Background— Recent genome-wide studies have shown a significant association of a locus on chromosome 9p21.3 and coronary artery disease. We performed a case-control study to investigate the association between this locus and abdominal aortic aneurysm (AAA). Methods and Results— A total of 1714 patients (899 patients with AAA and 815 controls) were genotyped for the lead single-nucleotide polymorphism, rs1333049, on chromosome 9p21. The frequency of the C (risk) allele of rs1333049 in the control group was 0.471. There was a significant association between the C allele and AAA (odds ratio, 1.22; 95% confidence interval, 1.06 to 1.39; P =0.004).

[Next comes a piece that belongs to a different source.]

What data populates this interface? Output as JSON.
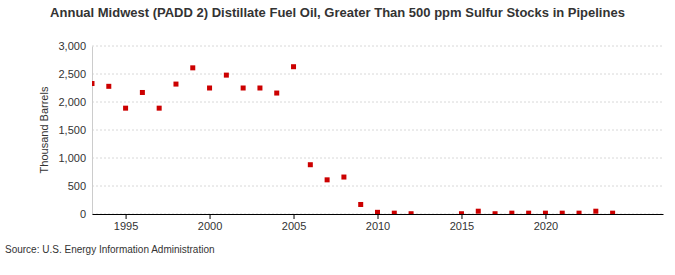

The genotypic-specific odds ratios (compared with the GG genotype) were 1.17 (95% confidence interval, 0.93 to 1.47; P =0.191) for the GC genotype and 1.50 (95% confidence interval, 1.14 to 1.97; P =0.004) for the CC genotype. In logistic regression modeling, the association of the CC genotype with AAA was independent of the presence of clinical coronary artery disease (odds ratio, 1.46; 95% confidence interval, 1.11 to 1.94; P =0.008). Conclusions— Our study shows that the recently identified chromosome 9 variant that increases risk of coronary artery disease is also associated with the presence of AAA. The findings suggest that the effect of this locus on risk of cardiovascular disease extends beyond the coronary circulation.